Se nos fue el tiempo y, sobre todo, desaparecieron las formas. ¿En estos días, qué lechero va a repartir la leche bronca por la colonia, si ya los lecheros se extinguieron? ¿Quién se va a poner a hervir la leche? ¿Y quién tiene hoy el temperamento impasible de un autista para cuidar que la leche hirviendo no se derrame? ¿Para qué tanta lata por una membrana que flota de forma asquerosa como una hostia gigante y blanda?
La leche se ha convertido en un líquido industrial. Por ahí de los ochentas las vacas contrataron a una serie de intermediarios para transmitir su líquido: sale de la ubre para pasar a través de mangueras a termos industriales, después a pipas, de ahí a fábricas, luego a compartimientos secretos y, por último, a tetrapacks.
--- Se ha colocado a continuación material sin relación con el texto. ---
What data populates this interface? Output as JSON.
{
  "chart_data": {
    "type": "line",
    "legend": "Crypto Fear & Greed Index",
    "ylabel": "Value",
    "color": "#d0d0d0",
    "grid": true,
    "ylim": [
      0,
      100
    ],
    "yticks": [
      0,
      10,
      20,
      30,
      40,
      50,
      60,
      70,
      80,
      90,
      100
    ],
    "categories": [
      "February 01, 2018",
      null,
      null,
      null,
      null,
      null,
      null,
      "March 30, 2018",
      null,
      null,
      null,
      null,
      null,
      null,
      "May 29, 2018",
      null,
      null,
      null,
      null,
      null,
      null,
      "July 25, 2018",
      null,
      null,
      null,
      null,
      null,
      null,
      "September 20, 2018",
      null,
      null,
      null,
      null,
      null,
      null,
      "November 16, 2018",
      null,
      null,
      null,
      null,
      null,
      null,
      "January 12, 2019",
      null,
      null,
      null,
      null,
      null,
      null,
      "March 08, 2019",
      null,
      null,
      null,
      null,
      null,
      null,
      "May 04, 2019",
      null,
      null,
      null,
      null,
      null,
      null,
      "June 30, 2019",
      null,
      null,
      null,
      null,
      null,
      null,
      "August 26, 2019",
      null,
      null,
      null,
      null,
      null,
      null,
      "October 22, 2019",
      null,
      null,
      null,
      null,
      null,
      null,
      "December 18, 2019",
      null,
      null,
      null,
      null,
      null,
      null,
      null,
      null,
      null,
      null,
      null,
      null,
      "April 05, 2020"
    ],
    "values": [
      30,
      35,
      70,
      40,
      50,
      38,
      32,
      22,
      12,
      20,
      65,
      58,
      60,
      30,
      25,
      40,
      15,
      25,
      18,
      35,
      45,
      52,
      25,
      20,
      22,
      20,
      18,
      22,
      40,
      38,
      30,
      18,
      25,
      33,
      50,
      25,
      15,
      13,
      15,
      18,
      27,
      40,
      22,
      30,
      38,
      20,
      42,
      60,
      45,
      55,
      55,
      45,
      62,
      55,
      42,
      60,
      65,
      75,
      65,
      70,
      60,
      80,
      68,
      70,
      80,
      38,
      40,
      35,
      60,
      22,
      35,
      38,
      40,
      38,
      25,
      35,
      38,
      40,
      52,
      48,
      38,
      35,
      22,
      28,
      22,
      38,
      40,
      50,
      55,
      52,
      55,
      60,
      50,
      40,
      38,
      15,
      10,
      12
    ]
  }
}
Y uno le hace la lucha, pero ese líquido sabor a leche que uno compra en el súper nada más no cuaja; uno lo hierve y lo hierve, pero nada más no sale la nata.
Los procesos de la nata no cuajan con esta modernidad utilitaria y afanosa. El dinamismo contemporáneo lo impide: la nata se nos va.
Y lo peor del asunto es que la nata no se va sola. No, con ella se nos van algunos platillos tradicionales, muchos recuerdos, anécdotas de cocina, historias familiares. Se nos va la parte más íntima de la cultura lechera. Ay.
Nuestra única esperanza es que la impúdica y obscena cocina gourmet rescate la nata. Los chefs que hacen espumas y experimentos pretenciosos se han burlado ya casi de todo. Nuestra esperanza es que se burlen de la nata y la rescaten del olvido. Así como vemos las cosas, nos conformamos con una nata deshonrada.